Using a model to make predictions (API)

Selene’s predict submodule includes a number of methods and classes for making predictions with sequence-based models. The AnalyzeSequences class is the main class to use. It leverages a user-specified trained model to make predictions for sequences sequences in a FASTA file, apply in silico mutagenesis to sequences in a FASTA file, or perform variant effect prediction on variants in a VCF file. In each case, the user can specify what AnalyzeSequences should save: raw predictions, difference scores, absolute difference scores, and/or logit scores. Note that the aforementioned “scores” can only be computed for in silico mutagenesis and variant effect prediction.

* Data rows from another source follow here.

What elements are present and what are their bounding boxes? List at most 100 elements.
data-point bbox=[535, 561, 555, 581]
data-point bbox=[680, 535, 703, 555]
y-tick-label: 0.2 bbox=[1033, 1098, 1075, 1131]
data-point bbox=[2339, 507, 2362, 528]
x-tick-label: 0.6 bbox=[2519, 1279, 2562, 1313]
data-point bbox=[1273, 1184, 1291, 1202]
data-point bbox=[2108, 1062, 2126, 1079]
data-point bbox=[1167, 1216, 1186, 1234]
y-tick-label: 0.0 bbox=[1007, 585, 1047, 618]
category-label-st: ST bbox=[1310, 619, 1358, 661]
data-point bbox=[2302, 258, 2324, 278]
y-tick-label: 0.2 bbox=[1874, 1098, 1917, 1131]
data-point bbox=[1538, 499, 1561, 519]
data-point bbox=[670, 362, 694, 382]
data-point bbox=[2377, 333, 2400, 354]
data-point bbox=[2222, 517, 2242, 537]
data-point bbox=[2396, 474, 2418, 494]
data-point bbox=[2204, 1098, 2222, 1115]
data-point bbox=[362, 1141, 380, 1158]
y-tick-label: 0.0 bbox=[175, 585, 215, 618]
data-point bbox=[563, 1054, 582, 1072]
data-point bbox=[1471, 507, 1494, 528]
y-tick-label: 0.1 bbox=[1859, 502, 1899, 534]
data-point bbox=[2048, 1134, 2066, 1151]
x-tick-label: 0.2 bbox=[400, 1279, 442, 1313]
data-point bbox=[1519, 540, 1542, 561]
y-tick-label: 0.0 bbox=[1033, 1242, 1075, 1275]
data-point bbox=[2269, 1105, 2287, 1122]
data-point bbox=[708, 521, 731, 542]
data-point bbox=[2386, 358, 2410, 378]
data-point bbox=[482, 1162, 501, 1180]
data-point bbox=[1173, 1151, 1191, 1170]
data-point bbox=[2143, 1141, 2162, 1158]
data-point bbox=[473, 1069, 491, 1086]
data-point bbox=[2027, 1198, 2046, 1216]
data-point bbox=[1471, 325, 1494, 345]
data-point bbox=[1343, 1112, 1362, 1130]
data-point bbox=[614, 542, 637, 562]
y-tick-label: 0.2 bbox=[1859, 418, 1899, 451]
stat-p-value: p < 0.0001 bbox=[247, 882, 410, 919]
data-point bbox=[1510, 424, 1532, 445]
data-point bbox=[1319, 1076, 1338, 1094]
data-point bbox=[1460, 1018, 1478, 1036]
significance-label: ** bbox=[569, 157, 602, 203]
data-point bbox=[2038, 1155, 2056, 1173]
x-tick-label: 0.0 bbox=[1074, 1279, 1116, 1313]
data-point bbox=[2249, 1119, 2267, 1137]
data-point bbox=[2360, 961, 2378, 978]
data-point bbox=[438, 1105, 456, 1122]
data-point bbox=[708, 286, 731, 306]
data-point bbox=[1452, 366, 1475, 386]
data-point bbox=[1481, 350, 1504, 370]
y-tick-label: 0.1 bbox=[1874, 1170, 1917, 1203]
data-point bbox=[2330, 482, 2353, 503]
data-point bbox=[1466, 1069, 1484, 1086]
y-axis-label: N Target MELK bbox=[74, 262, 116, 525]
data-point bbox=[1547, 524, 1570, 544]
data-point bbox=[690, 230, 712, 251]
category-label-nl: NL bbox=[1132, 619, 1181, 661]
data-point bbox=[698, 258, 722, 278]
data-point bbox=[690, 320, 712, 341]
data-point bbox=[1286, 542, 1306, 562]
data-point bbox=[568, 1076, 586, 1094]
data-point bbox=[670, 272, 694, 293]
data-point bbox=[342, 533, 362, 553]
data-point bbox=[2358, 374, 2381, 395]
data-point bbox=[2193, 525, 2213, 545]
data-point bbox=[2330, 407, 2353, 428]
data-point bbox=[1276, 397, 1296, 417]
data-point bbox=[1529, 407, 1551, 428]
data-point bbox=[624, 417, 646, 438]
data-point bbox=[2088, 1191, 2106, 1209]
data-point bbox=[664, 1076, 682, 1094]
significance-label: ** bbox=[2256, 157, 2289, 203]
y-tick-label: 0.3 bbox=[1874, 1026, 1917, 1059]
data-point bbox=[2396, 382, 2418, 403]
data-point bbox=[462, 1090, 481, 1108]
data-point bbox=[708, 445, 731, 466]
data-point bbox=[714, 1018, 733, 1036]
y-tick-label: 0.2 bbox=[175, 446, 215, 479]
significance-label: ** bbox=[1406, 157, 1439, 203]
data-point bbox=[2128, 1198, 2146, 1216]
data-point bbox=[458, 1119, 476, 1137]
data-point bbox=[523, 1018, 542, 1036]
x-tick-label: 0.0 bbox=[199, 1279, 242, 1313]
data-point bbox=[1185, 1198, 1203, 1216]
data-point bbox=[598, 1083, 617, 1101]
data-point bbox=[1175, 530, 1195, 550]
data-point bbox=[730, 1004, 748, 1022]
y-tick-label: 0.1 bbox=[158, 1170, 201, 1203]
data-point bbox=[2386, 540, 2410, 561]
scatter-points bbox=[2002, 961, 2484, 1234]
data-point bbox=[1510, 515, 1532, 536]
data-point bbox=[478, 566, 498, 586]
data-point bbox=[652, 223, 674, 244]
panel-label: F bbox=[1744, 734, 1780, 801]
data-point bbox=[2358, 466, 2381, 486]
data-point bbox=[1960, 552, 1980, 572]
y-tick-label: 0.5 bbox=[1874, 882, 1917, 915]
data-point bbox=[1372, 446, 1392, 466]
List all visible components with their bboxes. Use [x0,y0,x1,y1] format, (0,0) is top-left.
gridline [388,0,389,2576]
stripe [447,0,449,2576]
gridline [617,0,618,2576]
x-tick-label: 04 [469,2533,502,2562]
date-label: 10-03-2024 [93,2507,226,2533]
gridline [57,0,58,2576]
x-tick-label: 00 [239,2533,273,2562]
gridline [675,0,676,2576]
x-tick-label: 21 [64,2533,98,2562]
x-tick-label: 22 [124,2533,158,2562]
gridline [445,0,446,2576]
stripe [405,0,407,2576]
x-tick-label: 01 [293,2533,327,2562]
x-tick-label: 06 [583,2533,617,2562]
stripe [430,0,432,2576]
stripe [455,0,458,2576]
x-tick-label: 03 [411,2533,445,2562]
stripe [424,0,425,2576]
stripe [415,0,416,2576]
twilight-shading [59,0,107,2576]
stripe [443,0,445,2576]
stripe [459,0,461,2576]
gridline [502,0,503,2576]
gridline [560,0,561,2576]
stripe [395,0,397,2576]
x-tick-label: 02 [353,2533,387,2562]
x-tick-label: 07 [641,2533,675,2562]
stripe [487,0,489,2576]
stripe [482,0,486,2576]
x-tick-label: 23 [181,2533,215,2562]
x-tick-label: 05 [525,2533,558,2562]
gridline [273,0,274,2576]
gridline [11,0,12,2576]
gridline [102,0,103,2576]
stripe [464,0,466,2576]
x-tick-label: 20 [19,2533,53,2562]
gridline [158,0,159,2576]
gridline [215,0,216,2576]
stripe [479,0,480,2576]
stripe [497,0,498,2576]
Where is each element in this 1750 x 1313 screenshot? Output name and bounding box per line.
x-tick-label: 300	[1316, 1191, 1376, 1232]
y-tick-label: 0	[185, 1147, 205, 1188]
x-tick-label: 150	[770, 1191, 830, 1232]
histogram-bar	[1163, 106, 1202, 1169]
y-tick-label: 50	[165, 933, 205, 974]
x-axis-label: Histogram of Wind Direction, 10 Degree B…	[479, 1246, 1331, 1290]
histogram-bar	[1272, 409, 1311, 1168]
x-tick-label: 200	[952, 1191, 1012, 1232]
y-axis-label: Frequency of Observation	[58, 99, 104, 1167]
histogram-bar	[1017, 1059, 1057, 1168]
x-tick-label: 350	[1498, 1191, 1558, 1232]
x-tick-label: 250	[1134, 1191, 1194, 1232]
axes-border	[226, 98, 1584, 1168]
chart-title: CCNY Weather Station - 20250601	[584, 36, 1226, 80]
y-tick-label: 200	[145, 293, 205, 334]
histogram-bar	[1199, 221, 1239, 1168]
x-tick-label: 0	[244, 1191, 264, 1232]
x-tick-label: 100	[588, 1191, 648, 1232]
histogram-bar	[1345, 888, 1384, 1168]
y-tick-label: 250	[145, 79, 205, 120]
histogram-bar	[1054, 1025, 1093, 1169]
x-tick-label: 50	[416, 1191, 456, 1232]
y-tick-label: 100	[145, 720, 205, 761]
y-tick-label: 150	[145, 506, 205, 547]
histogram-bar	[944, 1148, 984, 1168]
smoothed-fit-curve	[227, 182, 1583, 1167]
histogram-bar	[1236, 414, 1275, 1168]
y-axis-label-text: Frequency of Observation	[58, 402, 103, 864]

Visualizing model predictions (API)

The interpret submodule of selene_sdk provides methods for visualizing a sequence-based model’s predictions made with AnalyzeSequences. For example, interpret includes methods for processing variant effect predictions made with AnalyzeSequences and subsequently visualizing them with a heatmap or sequence logo. The functionality included in the interpret submodule is not heavily incorporated into the CLI, but is instead intended for incorporation into user code.

The utilities submodule (API)

Unlike the aforementioned submodules designed around individual concepts, the utils submodule is a catch-all submodule intended to prevent cluttering of the selene_sdk top-level namespace. It provides diverse functionality at varying levels of flexibility. Some members of utils are general-purpose (e.g. configuration file parsing) while others have highly specific use cases (e.g. CLI logger initialization).